Posted to users@nifi.apache.org by Tomislav Novosel <to...@clearpeaks.com> on 2021/02/02 15:56:38 UTC

Monitoring big directory tree

Hi guys,

I have following situation:

There is SMB mounted folder on one Nifi worker and it has many subfolders with subfolders (the depth of nesting is not known in advance).
If new files in that directory tree appears or file is moved or old file is copied/moved, modification timestamp changes. It is achieved
with some other tools, configs etc.

What is the best way to list new/updated/new-old files with NiFi if we take into account there are enormous number of subfolders and files in them (let's say milions).

In case of ListFile and using 'Tracking Entities' I am concerned about the following:


  *   How big is the I/O if ListFile constantly checks the directory tree and all files?
It can be CRON based not to do it all the time, but if it is not, how ListFile is doing that in the background?
  *   How big is the cahce of listed entities, what is stored in fact in the cache, just metadata or?
  *   What if cahce is not persisted and NiFi restart occurs? Will cache be incosistent?
In case it is persisted, what if restart occurs in the moment when ListFile is checking new/old entities and their size, name etc?
What is the interval of persisting the cache, is it related to snapshots NiFi takes in configured intervals?

What is the best and the most efficient way to do this? Maybe some extra tools or engines to use for finding difference and to
persist last known state, like elastic, some DB maybe?
Or to construct list of paths which need to be fecthed using some python sctipts?

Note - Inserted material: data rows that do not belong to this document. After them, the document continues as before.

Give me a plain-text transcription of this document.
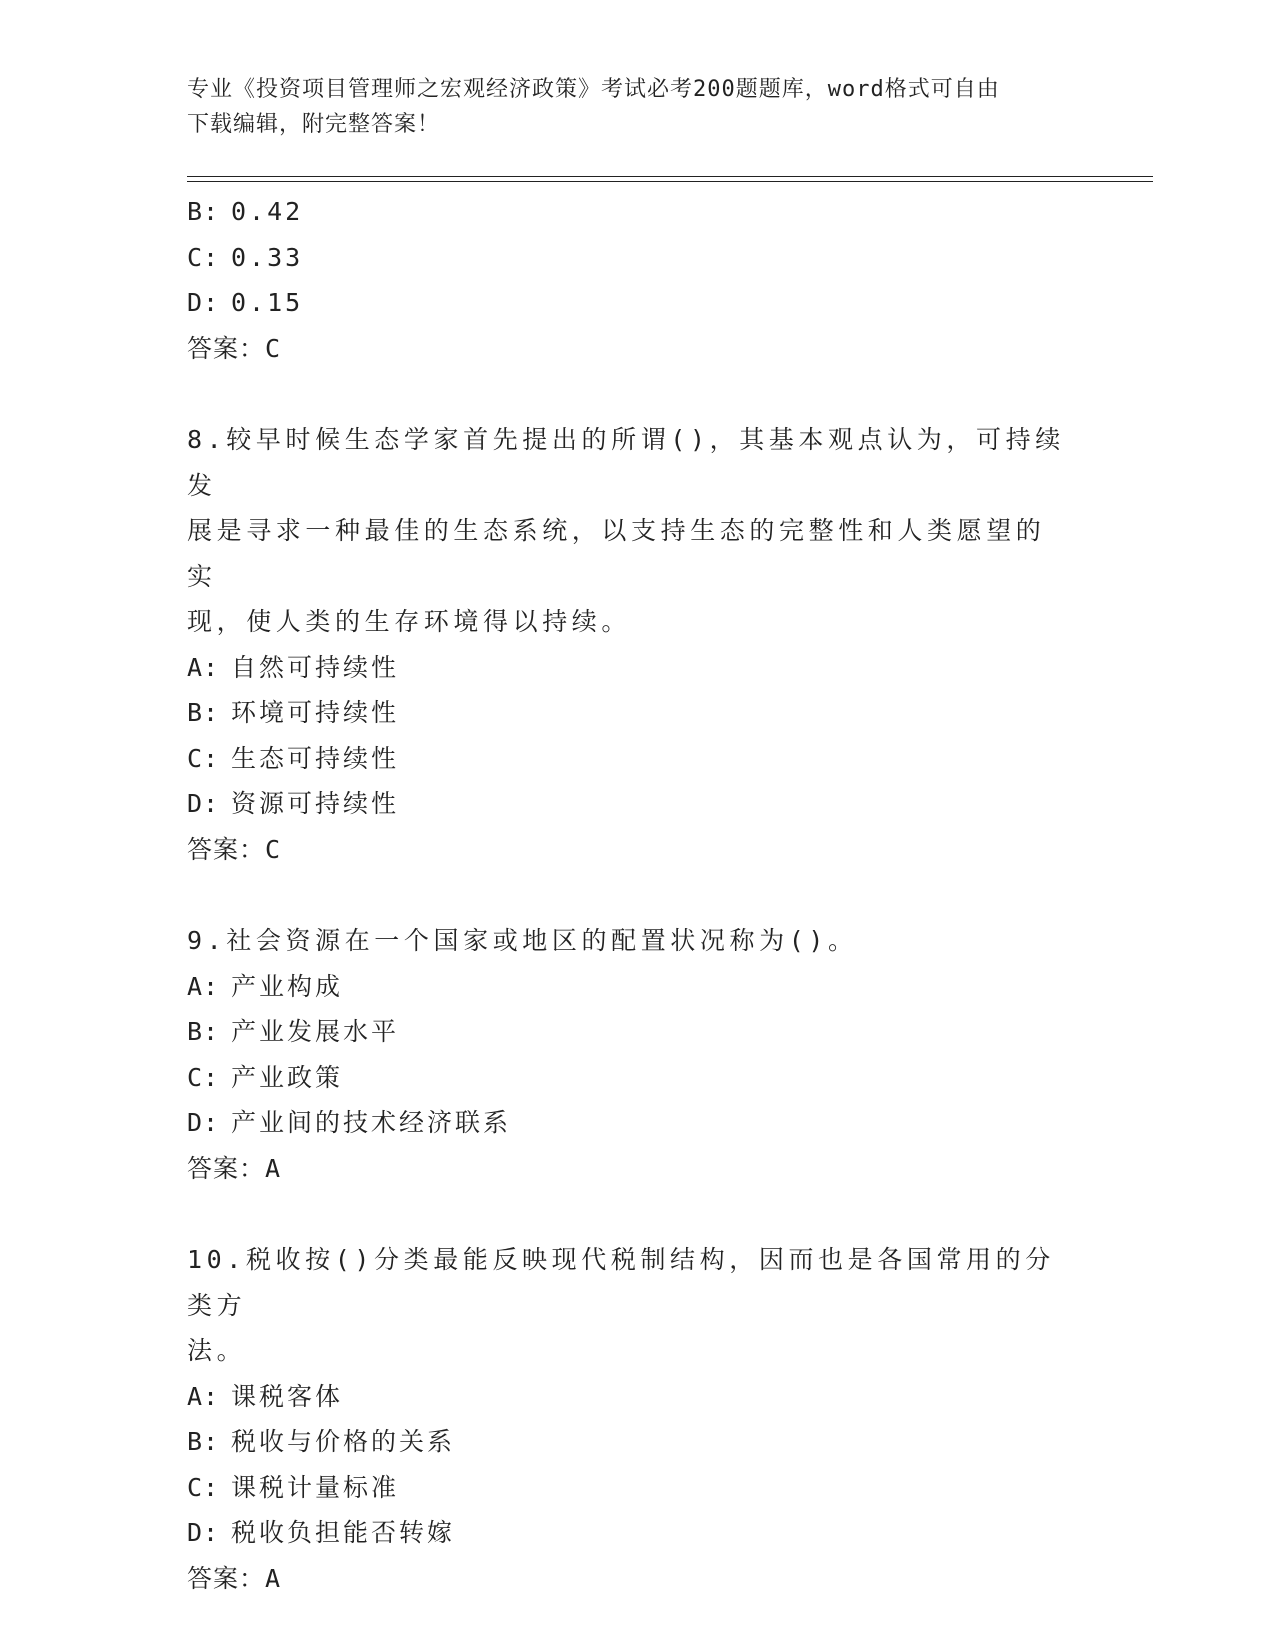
专业《投资项目管理师之宏观经济政策》考试必考200题题库，word格式可自由
下载编辑，附完整答案！
B: 0.42
C: 0.33
D: 0.15
答案：C
8.较早时候生态学家首先提出的所谓()，其基本观点认为，可持续发
展是寻求一种最佳的生态系统，以支持生态的完整性和人类愿望的实
现，使人类的生存环境得以持续。
A: 自然可持续性
B: 环境可持续性
C: 生态可持续性
D: 资源可持续性
答案：C
9.社会资源在一个国家或地区的配置状况称为()。
A: 产业构成
B: 产业发展水平
C: 产业政策
D: 产业间的技术经济联系
答案：A
10.税收按()分类最能反映现代税制结构，因而也是各国常用的分类方
法。
A: 课税客体
B: 税收与价格的关系
C: 课税计量标准
D: 税收负担能否转嫁
答案：A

The constarint here is shared(mounted) folders and even if modification date is changed for every new/updated file,
how to efficiently monitor big directory tree or how to efficiently trigger ListFile (NiFi flow) to fetch new/old-new files?

In case of 'Tracking entities', maybe having separated standalone NiFi instance on separated server with configured CacheServer
to serve as cache is not bad idea?

Thanks in advance,

Tom